In 2006, Sarah Palin's political rivals accused her campaign of breaking the law by coordinating a campaign ad with the Republican Governor's Association that independently opposed the election of Democrat Tony Knowles. Complaints were filed with the state campaign finance agency but no violation was ever proved.
Now, Frank Bailey, a top Palin campaign aide, says the coordinated effort did happen and that although he resisted what he thought to be an illegal activity, others on the staff went along with it and that Palin herself participated in an anti-Knowles TV spot paid for by the RGA.

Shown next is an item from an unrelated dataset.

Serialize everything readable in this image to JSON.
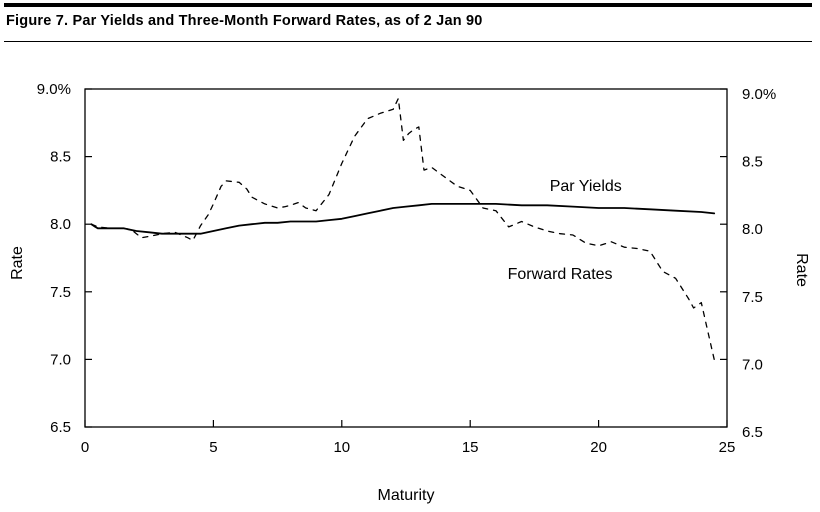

In an unpublished manuscript that has been widely circulating among media and politicos, Bailey recounts events surrounding the RGA's entry into the Alaska governor's race and includes what he says are e-mail excerpts that he believes back up his story.
Bailey says he was contacted in August 2006 by Rep. Bill Stoltze, a Republican from Chugiak and Palin supporter, who urged him to contact "friends" in the RGA who wanted to help Palin by attacking Knowles in the November election.
Bailey says he told Stoltze that a coordinated effort would be against the law but that Stoltze was insistent. He says Stoltze told him to call Kris Knauss, a former staffer for Frank Murkowski and political operative who was working with the RGA.
Stoltze did not return a phone call Friday seeking comment for this story.
Knauss, now a lobbyist, said: "I don't know what he's talking about." When read an e-mail included in the manuscript that was allegedly sent by Knauss to Bailey, Knauss said he didn't remember that, adding, "It's been a long time."
"At this point, I don't have a comment," Knauss said.
Bailey said he never took Stoltze's suggestion to contact Knauss or the RGA and that Stoltze visited him again and demanded to know why he wasn't making the connection. Bailey says he told Stoltze he was "uncomfortable" doing that because he thought it was illegal and that Stoltze became angry and left the office.
Two days later, Bailey says, he got a message from campaign coordinator Kris Perry telling him she and Palin were meeting with Gov. Mitt Romney, than chair of the RGA. Anchorage Daily News reporter Kyle Hopkins wrote about the meeting and questioned why she would be meeting with them unless it was about her campaign.
Perry could not be reached for comment for this story.
Bailey writes of a Sept. 2006 e-mail he says came from Knauss that gave him a head's up on a poll the RGA was putting in the field. Other national Republican groups shared opposition research with the Palin camp and Knauss, according to the e-mail, apparently wanted to coordinate RGA officials' schedules with Palin's in the coming week.
Bailey also includes a note to Palin allegedly sent by Perry telling the candidate that Romney wanted to speak with her and that RGA was very supportive of her campaign.
Action: Palin walking down street in RGA commercial, take 3
Bailey says he heard nothing more about the RGA for a period of time and had thought "we had turned our back on the RGA serpent's offer of a financial apple."
But then, Bailey says, one day when he joined Palin and Perry at the Hotel Captain Cook for a fundraiser for another candidate he believes the RGA was filming a TV spot and that Palin and Perry knew they were participating in it. Bailey says Perry asked him to walk down the street with Palin for a short distance then go back inside only to do it over again. At one point, Bailey says, he saw her signaling a cameraman outside and then Perry sent Palin out to walk down the street alone.
That footage was later used in a campaign commercial paid for by the RGA. Bailey says he was shocked when he saw it.
Bailey says he is convinced he had been lied to by Palin and Perry about remaining independent from the RGA and he chalks it up to the campaign needing money and all the help it could get.
Andrew Halcro clearly remembers the advertisements put together by the Republican Governor's Association. He complained about it at the time on local talk radio programs and even filed a complaint with the Alaska Public Offices Commission.
"When those adds came out, you could clearly see that they were staged," Halcro says now. Halcro had by then spent a lot of time around Palin. He pointed out how strange it was that in the commercials she wasn't carrying the purse she always carried. He was blasted as a sexist for that comment.
Halcro eventually filed a complaint charging the RGA had conspired with the Palin campaign to create the commercials in violation of election laws. The complaint went nowhere.
"They just didn't have any proof," Halcro said.
Bailey, who devotes two chapters to the RGA situation and then references it numerous other places in the manuscript, goes into some detail about the Palin campaign trying to distance itself from the TV spot after critics and the news media started asking questions about it.
In some ways, it was the turning point for him, he says.
Looking back at what they had done, Bailey says, he feels great disappointment in Palin and in himself.